Project Details
Integrating polyoxometalate-single atom catalyst based (photo-) electrodes in flow reactors for reductive and oxidative nitrogen activation
Subject Area
Inorganic Molecular Chemistry - Synthesis and Characterisation
Term
since 2022
Project identifier
Deutsche Forschungsgemeinschaft (DFG) - Project number 501934135
In this project, we propose the development of photo-electrochemically driven reactors capable of coupling the nitrogen-to-ammonium reduction reaction (NRR) and the nitrogen-to nitrate oxidation reaction (NOR), leading to autonomous flow photoreactors for ammonium nitrate production from nitrogen, water, sunlight, and sustainable electricity. The project combines concepts from novel catalyst synthesis and stable electrode deposition to reactor design and materials-in-reactor integration.

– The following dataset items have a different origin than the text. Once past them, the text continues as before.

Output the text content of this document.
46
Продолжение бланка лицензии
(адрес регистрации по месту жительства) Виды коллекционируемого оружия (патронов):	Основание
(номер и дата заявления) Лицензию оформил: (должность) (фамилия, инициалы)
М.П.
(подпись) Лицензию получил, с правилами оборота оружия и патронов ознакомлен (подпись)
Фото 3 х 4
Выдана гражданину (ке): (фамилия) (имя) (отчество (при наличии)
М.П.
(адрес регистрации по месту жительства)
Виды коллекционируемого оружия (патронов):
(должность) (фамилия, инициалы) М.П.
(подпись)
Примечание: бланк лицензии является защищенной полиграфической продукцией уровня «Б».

The project combines expertise in metal oxide catalysts and (photo-)electrode functionalization (PI Streb) with expertise in reaction engineering, mass transport optimization and photoreactor design (PI Ziegenbalg). In the first funding period (36 months), the project will develop noble-metal-free single atom catalysts (SACs, 1 metal reaction center) and single-site catalysts (SSCs 2 metal reaction centers) anchored to molecular metal oxides (polyoxometalates, POMs). Variation of the SAC/SSC metal sites will allow control of NRR/NOR performance, while POM-anchoring will provide a stable, well-defined all-oxo coordination environment. Deposition of these molecular precursors on high-porosity (photo-)electrodes is achieved by wet-chemical, microwave or hydrothermal POM-conversion to solid-state oxides to facilitate stable mechanical and electrical linkage between catalyst and electrode. Electrode integration into 3D-printed flow photoreactors will enable rapid prototyping and fast matching of chemical and reaction-engineering requirements. The systems will be studied by in situ/operando (photo-)electrochemical studies and – in collaboration – by theoretical modelling. This will provide insights from the atomic to the reactor-level on the catalytic performance, its limitations, and enable us to identify key optimization parameters. The first funding period is focused on studying NRR and NOR in half-cell setups for mechanistic investigations and materials design/optimization, while the second funding period will target the integrated full-cell photoreactors. In sum, this project will develop flow photoreactors for decentralized ammonium nitrate production starting from molecular nitrogen, and uses modern materials design, advanced electrode fabrication and reaction engineering to address challenges from the molecular to the reactor level.
DFG Programme
Priority Programmes